Essentially, by defining crypto CFDs as ‘derivatives’, the advertising of crypto CFDs falls under France’s Sapin 2 law which bans all advertising of leveraged financial products including Forex trading, binary options and CFDs – with the exception of stop-loss CFDs. The main requirement of the exception is that the broker provides a hard guaranteed stop loss to each CFD trade. CFD trades can only be opened by traders with a specified stop loss price in place.
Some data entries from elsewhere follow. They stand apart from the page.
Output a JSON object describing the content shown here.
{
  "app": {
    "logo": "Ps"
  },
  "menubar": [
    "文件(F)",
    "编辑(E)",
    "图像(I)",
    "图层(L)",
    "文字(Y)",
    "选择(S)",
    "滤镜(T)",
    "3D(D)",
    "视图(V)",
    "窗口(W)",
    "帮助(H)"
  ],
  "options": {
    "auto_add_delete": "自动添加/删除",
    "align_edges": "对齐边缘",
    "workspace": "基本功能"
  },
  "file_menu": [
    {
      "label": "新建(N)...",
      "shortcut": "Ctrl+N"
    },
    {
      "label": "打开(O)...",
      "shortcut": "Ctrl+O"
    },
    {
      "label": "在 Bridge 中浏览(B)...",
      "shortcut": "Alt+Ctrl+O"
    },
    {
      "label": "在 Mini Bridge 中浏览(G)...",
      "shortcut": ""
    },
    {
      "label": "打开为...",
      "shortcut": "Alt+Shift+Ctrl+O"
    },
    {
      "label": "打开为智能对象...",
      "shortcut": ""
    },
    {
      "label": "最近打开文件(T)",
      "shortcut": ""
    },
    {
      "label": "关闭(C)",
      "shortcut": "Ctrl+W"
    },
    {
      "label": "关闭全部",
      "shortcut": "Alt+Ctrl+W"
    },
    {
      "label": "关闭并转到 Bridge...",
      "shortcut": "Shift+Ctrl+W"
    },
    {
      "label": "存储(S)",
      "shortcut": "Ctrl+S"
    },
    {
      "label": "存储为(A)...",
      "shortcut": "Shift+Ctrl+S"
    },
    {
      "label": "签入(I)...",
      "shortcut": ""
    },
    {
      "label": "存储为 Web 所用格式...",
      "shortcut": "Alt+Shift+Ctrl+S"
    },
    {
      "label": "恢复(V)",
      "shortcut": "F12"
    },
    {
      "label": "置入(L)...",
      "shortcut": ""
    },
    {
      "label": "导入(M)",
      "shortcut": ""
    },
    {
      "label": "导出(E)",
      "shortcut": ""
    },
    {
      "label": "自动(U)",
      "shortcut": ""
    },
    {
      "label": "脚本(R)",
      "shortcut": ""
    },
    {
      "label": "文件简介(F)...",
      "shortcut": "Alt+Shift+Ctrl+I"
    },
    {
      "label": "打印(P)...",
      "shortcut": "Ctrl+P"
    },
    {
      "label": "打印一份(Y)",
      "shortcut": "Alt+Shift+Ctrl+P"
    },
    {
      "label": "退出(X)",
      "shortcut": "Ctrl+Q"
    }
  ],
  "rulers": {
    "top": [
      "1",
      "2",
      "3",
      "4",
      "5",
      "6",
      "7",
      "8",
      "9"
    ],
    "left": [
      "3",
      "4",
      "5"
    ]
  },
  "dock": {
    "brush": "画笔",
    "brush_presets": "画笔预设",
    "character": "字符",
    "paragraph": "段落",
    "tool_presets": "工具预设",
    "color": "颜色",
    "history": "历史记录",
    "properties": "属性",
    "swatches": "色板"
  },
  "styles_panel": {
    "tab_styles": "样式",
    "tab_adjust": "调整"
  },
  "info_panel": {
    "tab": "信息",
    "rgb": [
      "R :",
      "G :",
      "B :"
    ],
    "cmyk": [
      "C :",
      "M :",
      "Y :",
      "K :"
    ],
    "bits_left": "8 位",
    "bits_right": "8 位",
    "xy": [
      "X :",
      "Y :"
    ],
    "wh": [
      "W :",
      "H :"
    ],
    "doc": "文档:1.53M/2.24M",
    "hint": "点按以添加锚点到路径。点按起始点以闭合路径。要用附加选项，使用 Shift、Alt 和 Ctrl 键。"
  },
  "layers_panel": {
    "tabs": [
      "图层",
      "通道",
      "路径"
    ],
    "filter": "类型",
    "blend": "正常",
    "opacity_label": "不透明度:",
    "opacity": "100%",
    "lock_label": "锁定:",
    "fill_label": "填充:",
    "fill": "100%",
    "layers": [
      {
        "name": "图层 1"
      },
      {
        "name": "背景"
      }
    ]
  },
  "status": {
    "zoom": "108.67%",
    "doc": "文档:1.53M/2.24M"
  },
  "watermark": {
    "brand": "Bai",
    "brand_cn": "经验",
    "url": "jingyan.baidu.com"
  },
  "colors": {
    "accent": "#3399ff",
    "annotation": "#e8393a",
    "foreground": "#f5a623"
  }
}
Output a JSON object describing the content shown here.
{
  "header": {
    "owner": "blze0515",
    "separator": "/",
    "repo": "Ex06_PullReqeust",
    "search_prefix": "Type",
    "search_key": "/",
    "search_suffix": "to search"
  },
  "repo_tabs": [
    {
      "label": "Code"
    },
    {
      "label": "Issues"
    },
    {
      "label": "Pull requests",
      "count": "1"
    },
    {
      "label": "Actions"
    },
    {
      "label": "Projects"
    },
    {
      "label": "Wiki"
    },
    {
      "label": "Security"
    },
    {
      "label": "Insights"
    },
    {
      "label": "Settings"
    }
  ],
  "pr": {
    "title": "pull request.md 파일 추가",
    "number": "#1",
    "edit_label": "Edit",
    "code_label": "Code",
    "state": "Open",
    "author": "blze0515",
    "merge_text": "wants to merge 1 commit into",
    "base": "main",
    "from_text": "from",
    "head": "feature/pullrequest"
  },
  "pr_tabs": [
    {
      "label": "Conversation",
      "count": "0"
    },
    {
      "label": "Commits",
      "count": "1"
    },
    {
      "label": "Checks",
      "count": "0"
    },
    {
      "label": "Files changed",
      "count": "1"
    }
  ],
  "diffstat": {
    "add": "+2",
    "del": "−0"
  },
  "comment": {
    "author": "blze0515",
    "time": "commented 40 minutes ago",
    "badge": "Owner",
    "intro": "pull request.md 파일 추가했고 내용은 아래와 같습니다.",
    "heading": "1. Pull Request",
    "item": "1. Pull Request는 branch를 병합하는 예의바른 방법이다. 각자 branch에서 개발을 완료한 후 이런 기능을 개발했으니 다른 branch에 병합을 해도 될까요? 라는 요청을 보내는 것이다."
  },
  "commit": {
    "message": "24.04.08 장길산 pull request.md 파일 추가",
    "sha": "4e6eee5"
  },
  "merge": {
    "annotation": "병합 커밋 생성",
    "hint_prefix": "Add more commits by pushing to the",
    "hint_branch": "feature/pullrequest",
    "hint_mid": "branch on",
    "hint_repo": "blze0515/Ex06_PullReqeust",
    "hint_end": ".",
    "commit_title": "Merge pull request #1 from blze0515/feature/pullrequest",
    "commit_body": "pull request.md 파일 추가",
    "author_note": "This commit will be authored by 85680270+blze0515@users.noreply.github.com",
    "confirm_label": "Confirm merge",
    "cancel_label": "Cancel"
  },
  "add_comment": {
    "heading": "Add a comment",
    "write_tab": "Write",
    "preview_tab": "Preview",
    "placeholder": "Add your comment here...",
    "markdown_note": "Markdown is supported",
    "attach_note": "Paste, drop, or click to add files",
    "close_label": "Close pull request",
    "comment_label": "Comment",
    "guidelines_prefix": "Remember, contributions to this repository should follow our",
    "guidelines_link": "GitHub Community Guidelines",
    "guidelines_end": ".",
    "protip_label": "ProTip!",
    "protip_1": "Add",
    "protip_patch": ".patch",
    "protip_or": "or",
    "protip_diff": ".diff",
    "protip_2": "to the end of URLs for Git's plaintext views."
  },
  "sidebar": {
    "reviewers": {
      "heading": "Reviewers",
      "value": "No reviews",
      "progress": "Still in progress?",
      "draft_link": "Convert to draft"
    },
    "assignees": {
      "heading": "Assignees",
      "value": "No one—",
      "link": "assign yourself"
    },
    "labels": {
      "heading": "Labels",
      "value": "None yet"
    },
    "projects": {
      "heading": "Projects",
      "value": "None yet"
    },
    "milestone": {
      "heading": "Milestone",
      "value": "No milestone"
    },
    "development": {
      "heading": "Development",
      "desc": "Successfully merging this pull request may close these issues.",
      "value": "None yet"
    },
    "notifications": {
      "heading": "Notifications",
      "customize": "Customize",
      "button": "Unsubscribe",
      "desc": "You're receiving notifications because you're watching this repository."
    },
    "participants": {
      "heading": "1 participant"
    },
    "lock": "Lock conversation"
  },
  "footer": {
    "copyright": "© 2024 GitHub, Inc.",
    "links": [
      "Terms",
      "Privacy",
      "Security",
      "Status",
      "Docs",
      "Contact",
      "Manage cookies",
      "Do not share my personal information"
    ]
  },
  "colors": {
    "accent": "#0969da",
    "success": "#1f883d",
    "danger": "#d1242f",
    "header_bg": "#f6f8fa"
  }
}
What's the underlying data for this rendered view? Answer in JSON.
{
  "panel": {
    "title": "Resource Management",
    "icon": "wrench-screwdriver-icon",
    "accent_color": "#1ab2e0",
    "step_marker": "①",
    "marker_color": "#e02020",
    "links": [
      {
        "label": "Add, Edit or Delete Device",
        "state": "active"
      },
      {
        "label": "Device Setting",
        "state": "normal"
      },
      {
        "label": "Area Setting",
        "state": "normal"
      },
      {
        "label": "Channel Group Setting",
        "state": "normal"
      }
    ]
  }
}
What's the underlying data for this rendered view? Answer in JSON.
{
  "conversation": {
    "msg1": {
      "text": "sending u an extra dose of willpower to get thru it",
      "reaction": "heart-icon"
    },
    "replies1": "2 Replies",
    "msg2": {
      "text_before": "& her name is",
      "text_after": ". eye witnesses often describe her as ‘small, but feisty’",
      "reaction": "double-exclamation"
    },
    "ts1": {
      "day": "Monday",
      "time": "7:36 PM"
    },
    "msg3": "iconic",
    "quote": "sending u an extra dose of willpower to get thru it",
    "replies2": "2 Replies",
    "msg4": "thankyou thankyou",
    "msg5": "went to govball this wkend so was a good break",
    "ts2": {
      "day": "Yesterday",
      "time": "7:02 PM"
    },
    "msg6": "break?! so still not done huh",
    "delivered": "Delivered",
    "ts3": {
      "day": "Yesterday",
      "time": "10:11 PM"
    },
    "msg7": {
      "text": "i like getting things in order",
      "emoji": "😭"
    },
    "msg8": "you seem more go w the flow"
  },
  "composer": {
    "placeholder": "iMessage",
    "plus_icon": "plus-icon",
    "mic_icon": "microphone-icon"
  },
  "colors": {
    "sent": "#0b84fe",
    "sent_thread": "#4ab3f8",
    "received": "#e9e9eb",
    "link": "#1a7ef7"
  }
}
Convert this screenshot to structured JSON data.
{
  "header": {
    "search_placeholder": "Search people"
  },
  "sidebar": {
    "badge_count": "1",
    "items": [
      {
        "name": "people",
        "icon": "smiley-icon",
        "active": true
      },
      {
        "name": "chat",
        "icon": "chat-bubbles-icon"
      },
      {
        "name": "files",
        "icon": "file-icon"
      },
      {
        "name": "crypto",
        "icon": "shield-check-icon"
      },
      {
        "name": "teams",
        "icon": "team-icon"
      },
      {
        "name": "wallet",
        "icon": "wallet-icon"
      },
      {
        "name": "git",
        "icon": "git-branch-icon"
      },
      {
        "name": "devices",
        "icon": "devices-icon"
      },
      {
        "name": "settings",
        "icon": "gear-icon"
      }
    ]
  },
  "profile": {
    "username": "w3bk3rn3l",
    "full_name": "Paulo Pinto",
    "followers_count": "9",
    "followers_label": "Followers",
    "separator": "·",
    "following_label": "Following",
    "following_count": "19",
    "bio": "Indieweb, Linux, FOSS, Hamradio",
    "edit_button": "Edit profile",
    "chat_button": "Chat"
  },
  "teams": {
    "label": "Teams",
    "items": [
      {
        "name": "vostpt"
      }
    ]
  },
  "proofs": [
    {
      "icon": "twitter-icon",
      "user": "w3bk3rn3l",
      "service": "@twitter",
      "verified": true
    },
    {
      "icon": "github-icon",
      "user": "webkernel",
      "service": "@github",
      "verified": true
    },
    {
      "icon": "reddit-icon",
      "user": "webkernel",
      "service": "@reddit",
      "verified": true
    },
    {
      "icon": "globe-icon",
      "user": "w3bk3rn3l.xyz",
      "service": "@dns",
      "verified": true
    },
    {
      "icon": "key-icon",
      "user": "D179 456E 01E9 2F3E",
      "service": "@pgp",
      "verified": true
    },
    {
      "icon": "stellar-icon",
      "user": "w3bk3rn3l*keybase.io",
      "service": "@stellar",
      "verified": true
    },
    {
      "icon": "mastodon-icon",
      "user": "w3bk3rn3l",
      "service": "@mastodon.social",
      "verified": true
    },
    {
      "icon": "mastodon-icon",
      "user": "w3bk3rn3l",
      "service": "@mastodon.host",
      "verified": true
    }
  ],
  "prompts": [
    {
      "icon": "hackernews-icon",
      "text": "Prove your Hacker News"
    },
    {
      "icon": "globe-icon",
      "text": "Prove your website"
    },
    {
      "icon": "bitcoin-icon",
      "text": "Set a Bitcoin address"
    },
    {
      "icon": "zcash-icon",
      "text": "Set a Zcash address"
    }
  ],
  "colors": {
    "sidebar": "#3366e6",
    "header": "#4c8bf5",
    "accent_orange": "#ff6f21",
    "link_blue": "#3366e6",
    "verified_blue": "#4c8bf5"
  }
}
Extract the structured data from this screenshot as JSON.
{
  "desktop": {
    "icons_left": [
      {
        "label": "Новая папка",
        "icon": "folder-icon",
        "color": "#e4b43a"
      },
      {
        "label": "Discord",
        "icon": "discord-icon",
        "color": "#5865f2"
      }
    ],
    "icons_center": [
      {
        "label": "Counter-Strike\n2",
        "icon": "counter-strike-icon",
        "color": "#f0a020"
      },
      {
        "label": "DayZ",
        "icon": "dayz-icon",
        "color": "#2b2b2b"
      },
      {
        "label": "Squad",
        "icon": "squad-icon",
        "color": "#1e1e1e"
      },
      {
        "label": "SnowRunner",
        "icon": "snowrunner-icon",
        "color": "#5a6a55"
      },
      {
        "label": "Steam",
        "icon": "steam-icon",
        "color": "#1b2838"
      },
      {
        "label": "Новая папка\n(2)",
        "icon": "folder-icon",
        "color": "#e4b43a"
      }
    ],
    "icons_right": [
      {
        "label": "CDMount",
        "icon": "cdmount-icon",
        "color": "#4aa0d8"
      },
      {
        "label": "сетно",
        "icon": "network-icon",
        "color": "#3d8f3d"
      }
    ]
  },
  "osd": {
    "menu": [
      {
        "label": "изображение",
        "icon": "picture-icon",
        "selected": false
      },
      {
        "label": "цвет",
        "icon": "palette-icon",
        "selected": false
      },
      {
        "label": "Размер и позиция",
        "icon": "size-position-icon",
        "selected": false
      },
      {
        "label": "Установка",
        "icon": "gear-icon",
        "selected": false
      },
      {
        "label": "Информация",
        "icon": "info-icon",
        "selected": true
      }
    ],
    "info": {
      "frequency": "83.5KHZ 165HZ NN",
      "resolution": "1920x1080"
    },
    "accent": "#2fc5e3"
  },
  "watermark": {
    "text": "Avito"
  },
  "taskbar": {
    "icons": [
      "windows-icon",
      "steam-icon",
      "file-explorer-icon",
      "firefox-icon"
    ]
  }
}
A client which hits zero equity must be stopped automatically out of all other trades, providing effective negative balance protection.
Following an analysis of the legal qualification of cryptocurrency derivatives, the AMF has reached the conclusion that platforms which offer these products must abide by the authorisation and business conduct rules, and that these products must not be advertised via electronic means.
What are cryptocurrency CFDs?
Over the past few months, the recent cryptocurrency boom has spurred several online trading platforms to offer binary options, CFDs or Forex contracts with an end-of-day maturity (rolling spot forex), where the underlying is a cryptocurrency. Such contracts allow investors to bet on a cryptocurrency’s rise or fall, without holding the underlying.
The AMF has carried out a legal analysis of cryptocurrency derivatives. The process of reasoning is twofold: on the one hand, to determine the legal qualification of the notion of “derivative” in the context of cryptocurrency derivatives and on the other, to consider whether a cryptocurrency could be legally regarded as an eligible underlying. The notion of “derivative” is not defined in EU legislation per se. Within the MiFID framework, EU lawmakers only set out a list of derivatives (such as options, futures, swaps or forwards), followed by a list of eligible underlyings.
The AMF concludes that a cash-settled cryptocurrency contract may qualify as a derivative, irrespective of the legal qualification of a cryptocurrency.
As a result, online platforms which offer cryptocurrency derivatives fall within the scope of MiFID 2 and must therefore comply with the authorisation, conduct of business rules, and the EMIR trade reporting obligation to a trade repository. Above all, these products are subject to the provisions of the Sapin 2 law, and notably the ban of advertisements for certain financial contracts.